Angkor’s temples, which were built to worship Hindu gods, were erected not only by the king, but also by ordinary people, and were also built to honor deceased ancestors, according to history professor Sombo Manara at the Royal University of Phnom Penh. Over time, it was not uncommon for old temples to be abandoned and new temples to be built somewhere else, leading to an increase in the number of temples over time.
Finding the temples gives historians a better idea about the exact location and extent of the ancient kingdom, and allows them to study how populations moved over time.
“Each of these small temples was a center of a community in the Angkor Empire,” Evans said. “For reasons we don’t clearly understand, the temples were abandoned. Once Angkor collapsed, this whole extended area collapsed at the same time.”

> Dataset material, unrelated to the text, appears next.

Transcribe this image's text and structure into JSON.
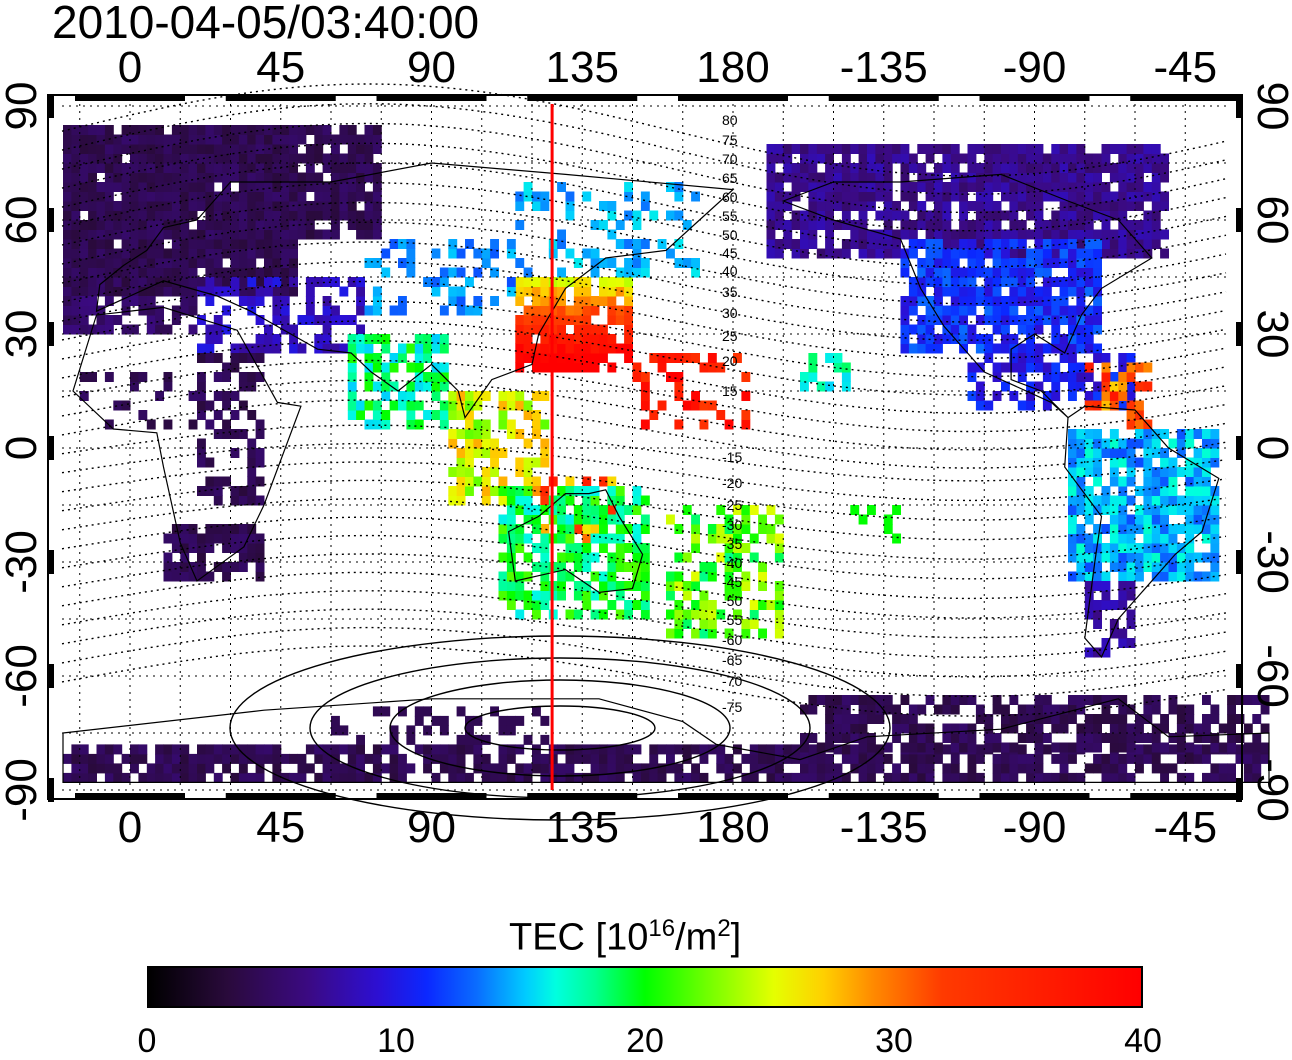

Some theories posit that the empire collapsed after being defeated by a Siamese invasion. According to other versions, climatic changes or drought may have played a role, or the fact that Hinduism was replaced by Buddhism, a more egalitarian religion.
Whatever the reason for Angkor’s demise, Phann and other archaeologists will continue searching for more ancient temples in Cambodia. Nady said he will return to Oddar Meanchey province again in the near future to explore the forest further – as he has heard that there are more temples beyond the minefields.
“We have to do the inventory of all the temples,” he said. “If we know where the temples are, we can inform the companies (that work in the region) that we want to protect these areas”.
* * *
The Names of Angkor’s Lost Temples
Most of the names that are now used to refer to the ancient temples of the Angkor Empire are not original, according to Christophe Pottier, an archaeologist with Ecole Francaise d’Extreme Orient.
“In 98 percent of the cases, the current names are totally unrelated to the ancient names,” he said. “In the Angkor region, we know of temples that changed names three times in a century.”
Moreover, he says, “while some temples change names often, others share the same name. We have maybe 20 temples named ‘Prasat Pum,’ which means ‘the village temple’”.
Pottier explains that when archaeologists find an ancient temple that was previously unknown to them, they usually write down the name that the local people use, but also give the structure a new and unique number.